AGENZIA delle ENTRATE – Risposta n. 272 del 3 aprile 2023
Ammissibilità delle informazioni trasmesse mediante un sistema EDI ai fini della dichiarazione prevista dall’articolo 45-bis, comma 1, lett. b), punto i), del Regolamento UE di esecuzione n. 282 del 15 marzo 2011
Con l’istanza di interpello specificata in oggetto, è stato esposto il seguente
Quesito
XXXXX (di seguito, anche ”Società” o ”Istante”) è una società residente in uno Stato membro dell’Unione europea appartenente al Gruppo X.
La società intrattiene rapporti commerciali con diverse aziende europee ed extra europee (soggetti indipendenti) che, tra l’altro, forniscono alla stessa i componenti necessari per la produzione di beni industriali.
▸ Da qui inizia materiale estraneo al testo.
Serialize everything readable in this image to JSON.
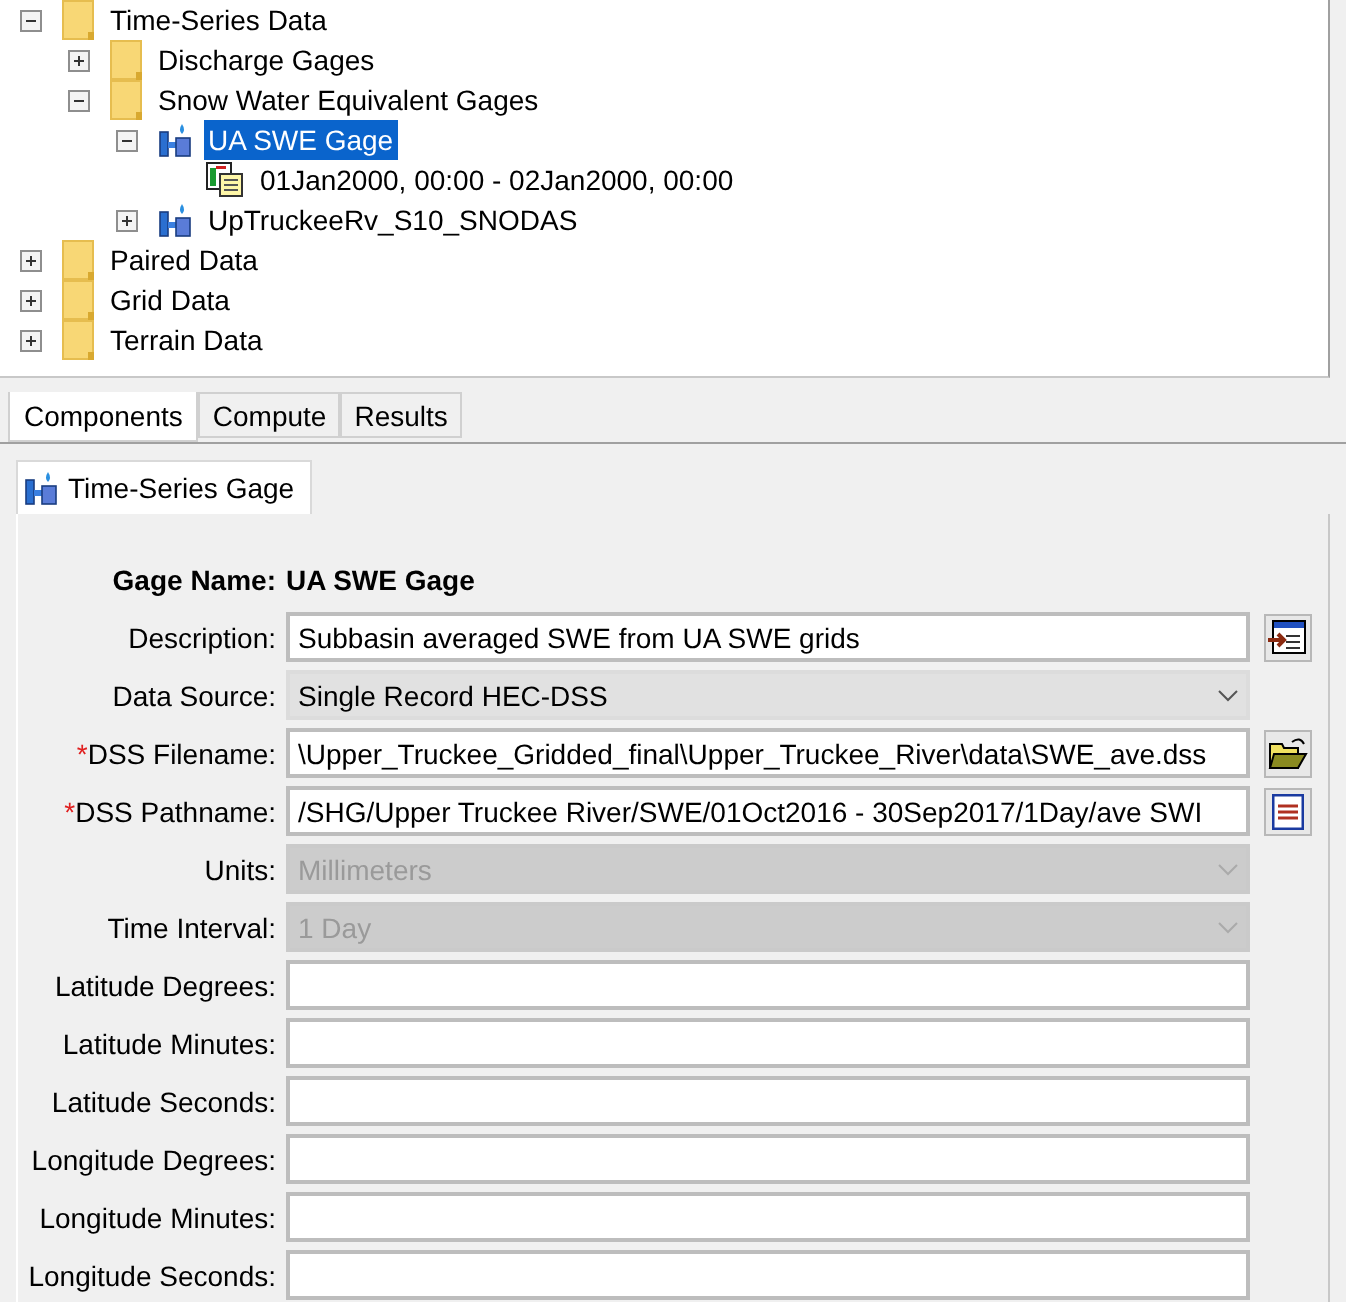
{
  "tree": [
    {
      "label": "Time-Series Data",
      "kind": "folder",
      "expanded": true,
      "selected": false,
      "children": [
        {
          "label": "Discharge Gages",
          "kind": "folder",
          "expanded": false,
          "selected": false
        },
        {
          "label": "Snow Water Equivalent Gages",
          "kind": "folder",
          "expanded": true,
          "selected": false,
          "children": [
            {
              "label": "UA SWE Gage",
              "kind": "gage",
              "expanded": true,
              "selected": true,
              "children": [
                {
                  "label": "01Jan2000, 00:00 - 02Jan2000, 00:00",
                  "kind": "record",
                  "selected": false
                }
              ]
            },
            {
              "label": "UpTruckeeRv_S10_SNODAS",
              "kind": "gage",
              "expanded": false,
              "selected": false
            }
          ]
        }
      ]
    },
    {
      "label": "Paired Data",
      "kind": "folder",
      "expanded": false,
      "selected": false
    },
    {
      "label": "Grid Data",
      "kind": "folder",
      "expanded": false,
      "selected": false
    },
    {
      "label": "Terrain Data",
      "kind": "folder",
      "expanded": false,
      "selected": false
    }
  ],
  "tree_tabs": [
    {
      "label": "Components",
      "selected": true
    },
    {
      "label": "Compute",
      "selected": false
    },
    {
      "label": "Results",
      "selected": false
    }
  ],
  "editor_tab": {
    "label": "Time-Series Gage",
    "selected": true
  },
  "form": {
    "gage_name": {
      "label": "Gage Name:",
      "value": "UA SWE Gage"
    },
    "fields": [
      {
        "label": "Description:",
        "kind": "text",
        "value": "Subbasin averaged SWE from UA SWE grids",
        "disabled": false,
        "button": {
          "kind": "notes"
        }
      },
      {
        "label": "Data Source:",
        "kind": "select",
        "value": "Single Record HEC-DSS",
        "disabled": false
      },
      {
        "required_mark": "*",
        "label": "DSS Filename:",
        "kind": "text",
        "value": "\\Upper_Truckee_Gridded_final\\Upper_Truckee_River\\data\\SWE_ave.dss",
        "disabled": false,
        "button": {
          "kind": "open"
        }
      },
      {
        "required_mark": "*",
        "label": "DSS Pathname:",
        "kind": "text",
        "value": "/SHG/Upper Truckee River/SWE/01Oct2016 - 30Sep2017/1Day/ave SWI",
        "disabled": false,
        "button": {
          "kind": "list"
        }
      },
      {
        "label": "Units:",
        "kind": "select",
        "value": "Millimeters",
        "disabled": true
      },
      {
        "label": "Time Interval:",
        "kind": "select",
        "value": "1 Day",
        "disabled": true
      },
      {
        "label": "Latitude Degrees:",
        "kind": "text",
        "disabled": false
      },
      {
        "label": "Latitude Minutes:",
        "kind": "text",
        "disabled": false
      },
      {
        "label": "Latitude Seconds:",
        "kind": "text",
        "disabled": false
      },
      {
        "label": "Longitude Degrees:",
        "kind": "text",
        "disabled": false
      },
      {
        "label": "Longitude Minutes:",
        "kind": "text",
        "disabled": false
      },
      {
        "label": "Longitude Seconds:",
        "kind": "text",
        "disabled": false
      }
    ]
  }
}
In tale contesto la Società acquista, con clausola INCOTERMS ex works, prodotti da diverse società italiane, le quali pongono in essere cessioni intracomunitarie non imponibili ai sensi dell’articolo 41 del decreto-legge 30 agosto 1993, n. 331.
L’Istante provvede al trasporto dei pezzi dall’Italia al proprio Stato UE con mezzi propri o tramite spedizionieri dalla stessa incaricati.
La Società intende predisporre un sistema automatizzato per lo scambio con i propri fornitori dei documenti richiesti dall’articolo 45bis del Regolamento UE di esecuzione n. 282 del 15 marzo 2011 (di seguito, ”Regolamento”) ai fini della sussistenza della presunzione di avvenuto trasporto ivi contemplata, necessaria per la non imponibilità delle cessioni intracomunitarie.
L’Istante intende, più specificamente, stabilire con ciascun fornitore europeo quindi anche con ciascun fornitore italiano una connessione attraverso il processo Exchange Data Intercharge (di seguito, ”EDI”) per lo scambio dei documenti richiesti dal Regolamento.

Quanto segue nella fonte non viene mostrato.